Expecting people to be on time is part of ‘white supremacy culture,’ Duke Medical School claims

Duke Medical School claims it is “white supremacy culture” to expect people of color to be on time in a strategic plan for creating an “anti-racist workforce.”

The medical school said its goal is to “catalyze anti-racist practice through education” in a 2021 plan titled “Dismantling Racism and Advancing Equity, Diversity and Inclusion in the School of Medicine.” The guide — praised by the school’s dean — called out what it deemed “white supremacy culture,” with its purported nitpicking about being on time, dress code, speech and work style. It also contains a series of negative terminology vis-à-vis white culture.

“White supremacy culture is the idea (ideology) that White people and the ideas, thoughts, beliefs, and actions of white people are superior to People of Color and their ideas, thoughts, beliefs and actions,” the document stated.

The document stated that America is rigged for the interests of white people, who get privileges, i.e., the “unquestioned and unearned set of advantages, entitlements, benefits and choices bestowed on people solely because they are White.”

“In the workplace, white supremacy culture explicitly and implicitly privileges whiteness and discriminates against non-Western and non-white professionalism standards related to dress code, speech, work style, and timeliness,” the document said. “Some identifiable characteristics of this culture includes perfectionism, belief that there’s only one right way, power hoarding, individualism, sense of urgency and defensiveness.”

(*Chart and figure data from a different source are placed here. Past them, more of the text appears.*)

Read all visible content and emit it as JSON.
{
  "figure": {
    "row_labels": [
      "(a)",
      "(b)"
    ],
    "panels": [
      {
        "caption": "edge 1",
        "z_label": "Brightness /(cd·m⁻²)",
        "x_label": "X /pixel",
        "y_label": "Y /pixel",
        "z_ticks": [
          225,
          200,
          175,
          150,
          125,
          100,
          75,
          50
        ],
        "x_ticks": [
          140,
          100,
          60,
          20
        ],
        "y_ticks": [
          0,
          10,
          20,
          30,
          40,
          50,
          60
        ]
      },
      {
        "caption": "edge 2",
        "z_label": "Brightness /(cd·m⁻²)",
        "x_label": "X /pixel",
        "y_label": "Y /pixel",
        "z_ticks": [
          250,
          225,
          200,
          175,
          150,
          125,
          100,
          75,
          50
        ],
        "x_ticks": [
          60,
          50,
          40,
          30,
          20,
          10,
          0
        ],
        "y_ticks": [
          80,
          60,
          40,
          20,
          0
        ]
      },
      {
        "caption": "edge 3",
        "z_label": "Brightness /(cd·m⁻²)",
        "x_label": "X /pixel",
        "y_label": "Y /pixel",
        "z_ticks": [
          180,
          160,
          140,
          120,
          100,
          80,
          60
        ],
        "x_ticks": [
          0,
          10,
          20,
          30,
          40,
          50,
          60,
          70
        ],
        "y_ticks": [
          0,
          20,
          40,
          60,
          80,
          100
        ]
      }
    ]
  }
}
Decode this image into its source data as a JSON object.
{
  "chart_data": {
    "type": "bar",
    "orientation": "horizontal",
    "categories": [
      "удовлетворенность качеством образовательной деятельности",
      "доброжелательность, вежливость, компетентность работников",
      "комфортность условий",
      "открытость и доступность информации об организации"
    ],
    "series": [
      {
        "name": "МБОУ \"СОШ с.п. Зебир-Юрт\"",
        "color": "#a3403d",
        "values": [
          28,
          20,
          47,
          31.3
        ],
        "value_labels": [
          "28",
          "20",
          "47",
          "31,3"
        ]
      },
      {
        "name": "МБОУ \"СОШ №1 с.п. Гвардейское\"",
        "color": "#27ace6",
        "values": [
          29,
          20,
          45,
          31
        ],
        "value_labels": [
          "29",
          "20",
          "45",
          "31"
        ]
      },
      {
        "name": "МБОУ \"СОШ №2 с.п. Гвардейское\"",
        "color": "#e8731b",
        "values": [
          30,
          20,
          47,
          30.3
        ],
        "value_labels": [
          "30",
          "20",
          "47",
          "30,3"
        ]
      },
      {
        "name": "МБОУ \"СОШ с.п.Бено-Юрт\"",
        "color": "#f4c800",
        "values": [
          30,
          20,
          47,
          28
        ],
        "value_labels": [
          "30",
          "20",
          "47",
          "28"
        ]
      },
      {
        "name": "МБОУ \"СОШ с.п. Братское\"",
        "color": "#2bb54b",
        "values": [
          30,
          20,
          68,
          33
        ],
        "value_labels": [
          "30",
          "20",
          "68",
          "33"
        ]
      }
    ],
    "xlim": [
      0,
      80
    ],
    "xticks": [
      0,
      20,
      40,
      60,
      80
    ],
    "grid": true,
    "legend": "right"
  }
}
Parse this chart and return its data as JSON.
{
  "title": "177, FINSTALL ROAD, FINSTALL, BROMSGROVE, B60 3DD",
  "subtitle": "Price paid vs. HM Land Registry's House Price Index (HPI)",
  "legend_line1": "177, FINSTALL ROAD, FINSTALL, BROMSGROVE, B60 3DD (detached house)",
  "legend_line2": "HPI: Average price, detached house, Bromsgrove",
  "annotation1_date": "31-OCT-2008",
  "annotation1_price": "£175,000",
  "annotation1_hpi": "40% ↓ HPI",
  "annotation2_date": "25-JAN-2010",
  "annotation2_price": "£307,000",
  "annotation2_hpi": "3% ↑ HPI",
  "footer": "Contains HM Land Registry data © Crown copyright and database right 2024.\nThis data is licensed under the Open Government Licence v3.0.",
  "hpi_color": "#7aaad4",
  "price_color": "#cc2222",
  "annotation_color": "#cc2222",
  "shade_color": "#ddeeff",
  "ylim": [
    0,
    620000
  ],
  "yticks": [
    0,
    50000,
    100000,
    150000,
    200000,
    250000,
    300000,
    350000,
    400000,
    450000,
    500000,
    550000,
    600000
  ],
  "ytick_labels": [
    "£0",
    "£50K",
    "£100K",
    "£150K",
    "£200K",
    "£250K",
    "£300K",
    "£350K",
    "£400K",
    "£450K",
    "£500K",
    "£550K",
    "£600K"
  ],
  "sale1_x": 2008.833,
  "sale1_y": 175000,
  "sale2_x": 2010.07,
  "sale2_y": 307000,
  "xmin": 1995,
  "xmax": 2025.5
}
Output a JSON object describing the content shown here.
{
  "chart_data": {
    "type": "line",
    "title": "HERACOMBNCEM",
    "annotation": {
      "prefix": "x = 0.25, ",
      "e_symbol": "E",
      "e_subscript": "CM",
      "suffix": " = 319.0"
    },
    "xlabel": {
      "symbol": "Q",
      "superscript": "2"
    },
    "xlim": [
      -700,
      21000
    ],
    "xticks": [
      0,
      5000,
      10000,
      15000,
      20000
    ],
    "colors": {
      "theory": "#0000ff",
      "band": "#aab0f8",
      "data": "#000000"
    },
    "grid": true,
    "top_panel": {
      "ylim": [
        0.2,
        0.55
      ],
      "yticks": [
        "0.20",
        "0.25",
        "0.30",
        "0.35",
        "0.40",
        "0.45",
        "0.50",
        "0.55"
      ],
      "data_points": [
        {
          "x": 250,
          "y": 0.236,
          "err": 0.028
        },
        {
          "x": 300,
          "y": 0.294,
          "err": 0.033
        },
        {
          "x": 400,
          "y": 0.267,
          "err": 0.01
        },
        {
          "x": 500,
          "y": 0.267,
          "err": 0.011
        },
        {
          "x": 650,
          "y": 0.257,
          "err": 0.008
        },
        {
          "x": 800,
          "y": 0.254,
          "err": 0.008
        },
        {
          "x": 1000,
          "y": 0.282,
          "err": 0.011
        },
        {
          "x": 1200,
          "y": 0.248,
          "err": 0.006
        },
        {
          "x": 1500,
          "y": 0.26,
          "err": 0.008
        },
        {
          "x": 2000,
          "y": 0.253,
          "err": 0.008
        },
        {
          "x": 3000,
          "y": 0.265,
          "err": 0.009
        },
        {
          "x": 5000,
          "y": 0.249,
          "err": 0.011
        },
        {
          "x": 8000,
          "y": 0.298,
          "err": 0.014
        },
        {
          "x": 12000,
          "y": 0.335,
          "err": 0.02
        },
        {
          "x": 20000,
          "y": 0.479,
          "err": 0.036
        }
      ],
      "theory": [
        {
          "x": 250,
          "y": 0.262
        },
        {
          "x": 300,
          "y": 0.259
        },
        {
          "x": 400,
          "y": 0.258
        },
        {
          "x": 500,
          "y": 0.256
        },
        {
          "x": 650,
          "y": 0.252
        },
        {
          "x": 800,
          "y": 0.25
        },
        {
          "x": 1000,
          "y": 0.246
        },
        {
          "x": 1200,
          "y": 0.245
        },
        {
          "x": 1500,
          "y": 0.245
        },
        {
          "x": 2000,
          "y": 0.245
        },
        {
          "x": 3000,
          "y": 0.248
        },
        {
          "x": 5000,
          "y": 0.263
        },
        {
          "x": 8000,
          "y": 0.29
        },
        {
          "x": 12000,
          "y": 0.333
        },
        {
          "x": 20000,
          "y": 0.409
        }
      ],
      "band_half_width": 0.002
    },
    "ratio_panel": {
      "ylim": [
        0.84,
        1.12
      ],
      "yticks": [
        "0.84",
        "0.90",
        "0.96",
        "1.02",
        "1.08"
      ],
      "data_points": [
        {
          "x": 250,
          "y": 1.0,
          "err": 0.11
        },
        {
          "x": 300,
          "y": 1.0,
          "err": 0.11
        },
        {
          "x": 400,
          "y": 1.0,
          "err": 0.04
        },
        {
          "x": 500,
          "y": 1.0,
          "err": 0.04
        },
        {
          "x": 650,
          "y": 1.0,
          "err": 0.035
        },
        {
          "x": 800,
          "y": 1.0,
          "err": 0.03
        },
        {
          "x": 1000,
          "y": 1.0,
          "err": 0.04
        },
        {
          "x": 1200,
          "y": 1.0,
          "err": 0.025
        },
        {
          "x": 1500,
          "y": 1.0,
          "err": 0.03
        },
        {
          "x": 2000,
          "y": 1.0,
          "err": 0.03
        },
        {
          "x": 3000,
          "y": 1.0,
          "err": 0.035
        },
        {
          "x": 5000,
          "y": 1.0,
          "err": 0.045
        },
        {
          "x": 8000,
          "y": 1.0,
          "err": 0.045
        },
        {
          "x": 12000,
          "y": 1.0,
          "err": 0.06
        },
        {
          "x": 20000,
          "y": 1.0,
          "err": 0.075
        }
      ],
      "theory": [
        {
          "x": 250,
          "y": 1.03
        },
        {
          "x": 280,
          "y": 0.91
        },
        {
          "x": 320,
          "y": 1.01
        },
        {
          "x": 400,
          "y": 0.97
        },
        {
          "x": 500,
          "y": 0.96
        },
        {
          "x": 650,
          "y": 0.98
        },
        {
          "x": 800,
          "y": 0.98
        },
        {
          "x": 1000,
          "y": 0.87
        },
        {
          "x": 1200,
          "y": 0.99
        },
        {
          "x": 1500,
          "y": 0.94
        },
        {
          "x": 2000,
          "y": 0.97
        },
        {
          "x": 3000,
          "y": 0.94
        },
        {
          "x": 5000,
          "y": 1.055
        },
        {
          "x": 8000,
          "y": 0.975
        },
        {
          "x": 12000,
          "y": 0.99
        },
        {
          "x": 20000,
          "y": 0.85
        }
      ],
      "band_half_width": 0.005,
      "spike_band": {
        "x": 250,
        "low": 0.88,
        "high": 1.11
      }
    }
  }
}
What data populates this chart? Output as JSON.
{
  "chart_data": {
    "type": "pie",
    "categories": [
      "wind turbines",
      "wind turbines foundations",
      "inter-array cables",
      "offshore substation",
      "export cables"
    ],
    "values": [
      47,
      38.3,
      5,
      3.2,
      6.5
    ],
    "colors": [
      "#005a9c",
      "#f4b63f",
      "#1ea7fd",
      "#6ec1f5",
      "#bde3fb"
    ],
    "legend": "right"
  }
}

DiAngelo argues that many white people have a limited understanding of racism as a systemic issue and often react defensively when their racial privilege or purported unconscious biases are highlighted.

Some advocates for DEI and racial equity have embraced notions that professionalism is racially biased.

According to an article published in the Stanford Social Innovation Review, “timeliness” is a product of capitalism and “professionalism… centers productivity over people, values time commitments, accomplishes tasks in a linear fashion, and often favors individuals who are white and Western.”

An article from the UCLA Law Review, published in 2023, calls professionalism a “racial construct.”